9 Stuck
I’m stuck. Stuck like two halves of a piece of duct tape that have been pressed together by passionate hands.
Passionate hands that were once used to touch someone you loved, but are now just used to create a concrete lock between two halves of a single piece of duct tape.
Duct tape that had, at one time, been manufactured only in a uniform, battleship gray color, but which is now just as likely to be festooned with nearly any imaginable character or pattern. Duct tape, which is often referred to as duck tape and is most commonly used to make a complete mess.
A complete mess is what I am most days. The façade I wear like a too-thick sweater on the hottest day of the Fall. My mess is of my own making and was, at some distant time, completely avoidable.
Completely avoidable is the burning feeling of shame in my face. I can’t quite keep the grimace from my smile when confronted with the facts of the situation.
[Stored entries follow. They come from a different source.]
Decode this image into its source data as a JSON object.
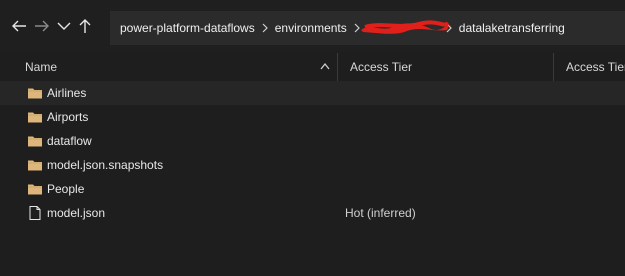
{
  "nav": {
    "back_icon": "arrow-left-icon",
    "forward_icon": "arrow-right-icon",
    "history_icon": "chevron-down-icon",
    "up_icon": "arrow-up-icon"
  },
  "breadcrumb": {
    "items": [
      "power-platform-dataflows",
      "environments",
      "datalaketransferring"
    ],
    "redacted_color": "#e0201a"
  },
  "columns": {
    "name": "Name",
    "access_tier_1": "Access Tier",
    "access_tier_2": "Access Tier"
  },
  "files": [
    {
      "name": "Airlines",
      "type": "folder",
      "tier": ""
    },
    {
      "name": "Airports",
      "type": "folder",
      "tier": ""
    },
    {
      "name": "dataflow",
      "type": "folder",
      "tier": ""
    },
    {
      "name": "model.json.snapshots",
      "type": "folder",
      "tier": ""
    },
    {
      "name": "People",
      "type": "folder",
      "tier": ""
    },
    {
      "name": "model.json",
      "type": "file",
      "tier": "Hot (inferred)"
    }
  ],
  "colors": {
    "background": "#1e1e1e",
    "address_bar": "#2b2b2b",
    "folder": "#dcb67a",
    "selected_row": "#262626"
  }
}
The situation which was once fluid and so full of promise, but which now seems impossibly beyond my control.
My control is something I keep missing from my former life. I’m readily feeling my, once passionate hands, stuck together, kissing only each other and I’m stuck. Both hands tied together with duct tape like some TV hostage. Literally stuck to myself, as if that will allow some special insight into the whys. But there is no light between these passionate hands. Just duct tape glue and the dread of the tape eventually being pulled off.